As if in response, in the distance came a great boom, a sound so loud and so deep that the only thing he'd had to compare it to were the explosions of early childhood, bombs and mines from neighboring countries dropped on homes and buildings so close that you only realized you'd survived it after the ringing filled your ears and people started screaming.

The ground shook back and forth, not a tremble but an upheaval. The trees around them creaked with protest, bending at unnatural angles, blocking the sun, shaking leaves and weakened limbs onto them in a rain. Thane's feet dropped wide to try to keep his balance but were quaked out from underneath him, sending him crashing to the forest floor. He heard Garrus yell a cuss after being dropped onto his side.

There was a great splash, the sound of a hundred angry waterfalls, and then a deep rumbling--under his feet, around his head. Thane crawled to a stand and his spine ran cold with a sudden, extended drag of mortal fear. They froze in place, staring at each other with wide eyes, parted lips; the sound persisted, built, soared. It was a great and loud thrashing noise, the angry mother of the hardest rain he had ever felt in his life.

"We need to get away from this thing," Shepard yelled over the mounting noise, reaching down and hauling Garrus to his feet, "both of you, out of here, move!"

The ship before them creaked, the metallic groaning of hundreds of tons of metal canting, leaning to the side, breaking a groove in the soil that held it in place, breaking the spines of trees so thick and old they may as well have been buildings in their own right.
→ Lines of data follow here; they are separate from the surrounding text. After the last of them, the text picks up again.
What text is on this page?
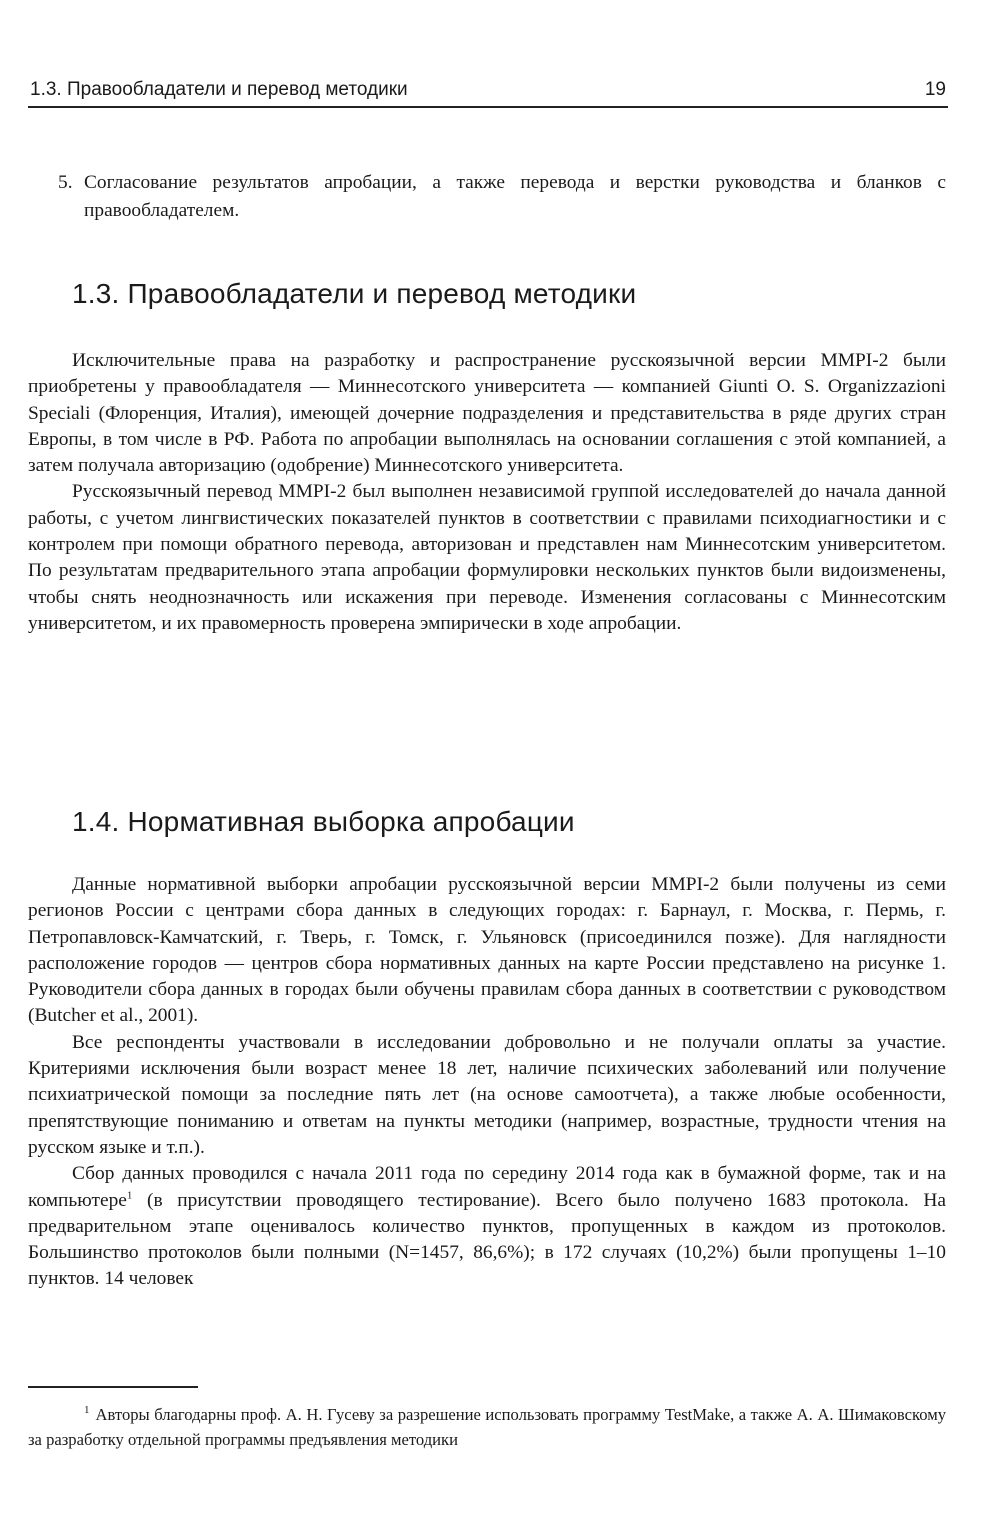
1.3. Правообладатели и перевод методики	19
5. Согласование результатов апробации, а также перевода и верстки руководства и бланков с правообладателем.
1.3. Правообладатели и перевод методики

Исключительные права на разработку и распространение русскоязычной версии MMPI-2 были приобретены у правообладателя — Миннесотского университета — компанией Giunti O. S. Organizzazioni Speciali (Флоренция, Италия), имеющей дочерние подразделения и представительства в ряде других стран Европы, в том числе в РФ. Работа по апробации выполнялась на основании соглашения с этой компанией, а затем получала авторизацию (одобрение) Миннесотского университета.

Русскоязычный перевод MMPI-2 был выполнен независимой группой исследователей до начала данной работы, с учетом лингвистических показателей пунктов в соответствии с правилами психодиагностики и с контролем при помощи обратного перевода, авторизован и представлен нам Миннесотским университетом. По результатам предварительного этапа апробации формулировки нескольких пунктов были видоизменены, чтобы снять неоднозначность или искажения при переводе. Изменения согласованы с Миннесотским университетом, и их правомерность проверена эмпирически в ходе апробации.

1.4. Нормативная выборка апробации

Данные нормативной выборки апробации русскоязычной версии MMPI-2 были получены из семи регионов России с центрами сбора данных в следующих городах: г. Барнаул, г. Москва, г. Пермь, г. Петропавловск-Камчатский, г. Тверь, г. Томск, г. Ульяновск (присоединился позже). Для наглядности расположение городов — центров сбора нормативных данных на карте России представлено на рисунке 1. Руководители сбора данных в городах были обучены правилам сбора данных в соответствии с руководством (Butcher et al., 2001).

Все респонденты участвовали в исследовании добровольно и не получали оплаты за участие. Критериями исключения были возраст менее 18 лет, наличие психических заболеваний или получение психиатрической помощи за последние пять лет (на основе самоотчета), а также любые особенности, препятствующие пониманию и ответам на пункты методики (например, возрастные, трудности чтения на русском языке и т.п.).

Сбор данных проводился с начала 2011 года по середину 2014 года как в бумажной форме, так и на компьютере$^1$ (в присутствии проводящего тестирование). Всего было получено 1683 протокола. На предварительном этапе оценивалось количество пунктов, пропущенных в каждом из протоколов. Большинство протоколов были полными (N=1457, 86,6%); в 172 случаях (10,2%) были пропущены 1–10 пунктов. 14 человек

$^1$ Авторы благодарны проф. А. Н. Гусеву за разрешение использовать программу TestMake, а также А. А. Шимаковскому за разработку отдельной программы предъявления методики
"I said move!!" Shepard hollered, turning and giving Thane a great shove that just about sent him to the ground again. "GO GO GO GO!!"

Garrus took off like a shot before them, ducking through the trees and leaping over a stump, disappearing into the green. Thane followed, running as fast as his feet would carry him, and he heard Shepard at his heel, her boots thumping hard against the soft ground. She was nowhere near as fast as either of them--Garrus had a head start and much longer limbs, and drell like Thane were built for ground speed; their legs were overdeveloped compared to humans, a fact he'd abused many times in the past, while chasing or being chased.

She started falling behind. The sound of her footfalls faded into the brush and Thane looked back, slowed by inches. She saw this and waved him forward fiercely, telling him to go, dammit, go.

It wouldn't be enough to save him. There was a monumental crash, and the fierce, earthshaking din of so much water that it caused another mini-earthquake, knocking him forward, sprawling onto his knees and elbows, drawing blood.

He had only time enough to look back over a shoulder and thinkthat, perhaps, his deeds were considerable enough that he did not need to be sent to the sea--Kalahira herself was coming to take him. Coming to take all of them.

He saw the water swallow Shepard in a frothy wall of white. She threw her arms up as the mercenaries had, the body's instinctive defense mechanism, no matter how outmatched or ineffectual.

The water hit him like a truck, picked him up, took his breath from him, whipped him forward. Thane felt himself slam into a tree, felt the give of bones he didn't know how to identify under the sudden crush of pain and shock, and then everything was black.